#13 from SE Asia — 3 fine books I have recently read

#13 from SE Asia — 3 fine books I have recently read
February 8th, 2011
SiaYuan, Phuket Island, Thailand

Two of the three valuable books I feel are worth reading

photos of 2 of the books here

The books are


3.  KING LEOPOLD’S GHOST  —  by Adam Hochschild

Before I go on bicycle trips, I get some good reading material for me.  I read in my tent, in guest houses, and wherever I have the time.  Often, these are the books that I do not seem to get the time to read.  I thank my friend Keith Snow for two of the recommendations.

I have been an avid reader my whole life.  With the exception of about 5 months, I have NOT lived with a television in my home since I was 17 years old.  I mean that.  I have had TVs hitched up to VHS and DVD players.  I should mention that you can watch a lot things on TV with Netflix.  But I have not had a TV with a cable connect or even antennas my whole adult life.  So at this point I do not know what I am missing.  My children objected when they were small.  but those were our standards.  We wanted to raise our children ourselves, rather than some marketeers somewhere else.

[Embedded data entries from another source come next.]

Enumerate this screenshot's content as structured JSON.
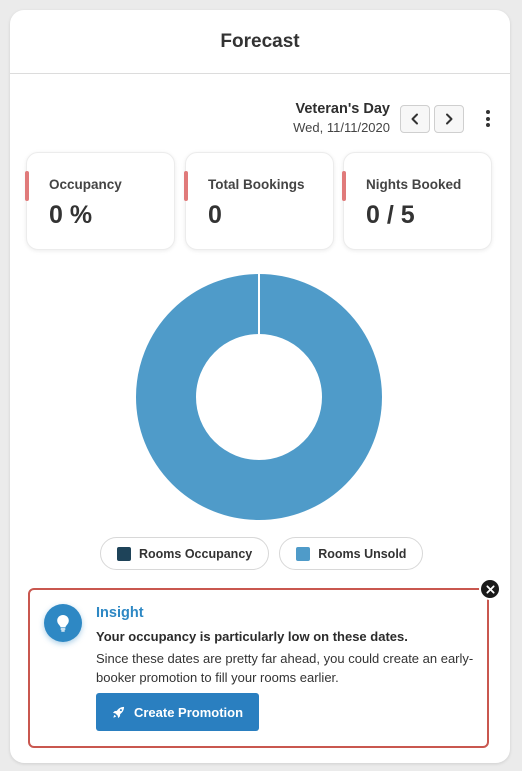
{
  "header": {
    "title": "Forecast"
  },
  "date_nav": {
    "event_name": "Veteran's Day",
    "date": "Wed, 11/11/2020",
    "prev_icon": "chevron-left-icon",
    "next_icon": "chevron-right-icon",
    "more_icon": "kebab-menu-icon"
  },
  "stats": [
    {
      "label": "Occupancy",
      "value": "0 %"
    },
    {
      "label": "Total Bookings",
      "value": "0"
    },
    {
      "label": "Nights Booked",
      "value": "0 / 5"
    }
  ],
  "colors": {
    "accent": "#e07a7a",
    "occupied": "#1e4359",
    "unsold": "#4f9bc9",
    "insight_border": "#c9574f",
    "primary": "#2a7fc0"
  },
  "chart_data": {
    "type": "pie",
    "variant": "donut",
    "categories": [
      "Rooms Occupancy",
      "Rooms Unsold"
    ],
    "values": [
      0,
      5
    ],
    "legend_position": "bottom"
  },
  "legend": [
    {
      "label": "Rooms Occupancy"
    },
    {
      "label": "Rooms Unsold"
    }
  ],
  "insight": {
    "title": "Insight",
    "headline": "Your occupancy is particularly low on these dates.",
    "body": "Since these dates are pretty far ahead, you could create an early-booker promotion to fill your rooms earlier.",
    "button_label": "Create Promotion",
    "icon": "lightbulb-icon",
    "button_icon": "rocket-icon",
    "close_icon": "close-icon"
  }
}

I am a big fan of NETFLIX.  I have never downloaded a movie for view in my life.
The typical US family watches TV 5+ hours a day.  So, compared with them, I now have 5 additional hours to do other things.  I have no  problems filling this time.

So here are the books that I read at night in the guest houses I stay in as I travel.

This is about what is happening to a whole generation of children worldwide who spend an increasing amount time in front of TVs, computers, and video games, and less and less time outside.  Louv writes about the radical transformation from children being sent outside to play in 50’s and 60’s, and the new organized ‘play’ hours of today.
Louv is concerned about the psychological price children pay by not being outdoors exploring and creating their own worlds.  He presents a case that children who are not exposed to unstructured time  outdoors can suffer permanent damage in ways not even considered in contemporary child development psychology.
This book needs better editing and organization.  It is also too long.  But I think this is an especailly important book for those with small children, or grandchildren.

Did you know that perhaps over 22 million people, mostly in Africa, have been displaced from their traditional homes, most of them people of color.
I have always thought that national parks should be free of people.  Dowie presents a radically different case.
I remember when I was in the Serengeti National Park 20 years ago.  I discovered that the Masai are free to wander thru the park as they have done for millennia.  What?  How can this be?  Won’t they kill all the animals and destroy it?  I asked.  No, the Kikuyu guide said.  They never kill the animals, except for a rogue lion or two.  They help the park.  They have been here forever.  If they are doing so much damage, why are there so many animals here?
Mark Dowie states that the best people to protect the national parks in much of the ‘third world’ are precisely those people who the governments have driven out.  He acknowledges the problems that increasing populations have put on the parks.  but he states that the parks will fail without local cooperation.  All locals must have an economic interest in the park.
Most disturbing, Dowie writes about how a number of parks were established NOT to protect the natural environment and wildlife, but to drive the people off the land to then dig the mines and cut the forests.  He documents how the same corporations that contributed money for these ‘parks’ then bring in their mines.
Dowie attacks environmental sacred cows.    John Muir was in favor of killing off the remaining Indians in Yosemite, if they did not leave on their own.  What?  Why did I not know that?
Dowie completely questions the morality of the Europeans, who have killed off their wildlife and cut their forests come.  What right do they have to tell the Africans how to run Africa, when they failed in Europe?
This book has changed my perception of an issue as much as any that I have read in 20 years.  A must read.

#3.  KING LEOPOLD’S GHOST  —  by Adam Hochschild

Did you know that, between 1880 and 1910, Belgian mercenaries most likely killed 10 to 13 MILLION Congolese?  I sure didn’t.  The Belgians have done their very best to destroy all evidence of this.  If no one remembers a genocide, then did it happen?
This book is much more than disturbing.  Hochschild makes a case that almost all the European colonies in Africa, and perhaps the world, were genocidal in nature.  In fact, he defines colonialism as a form of genocide.  Strong words,  huh?  Read this book, and see if you are as surprised at what you did not know as I was.
This book is to the Congo what the GULAG ARCHIPELAGO was to the old Soviet Union.  It exposes the complete horror and sadism of what happened.  Read this book at your own risk.

One Response to #13 from SE Asia — 3 fine books I have recently read

  1. I recently read another book by Adam Hochschild: Bury the Chains. It is the history of the abolition of the slave trade in Great Britain. I highly recommend it.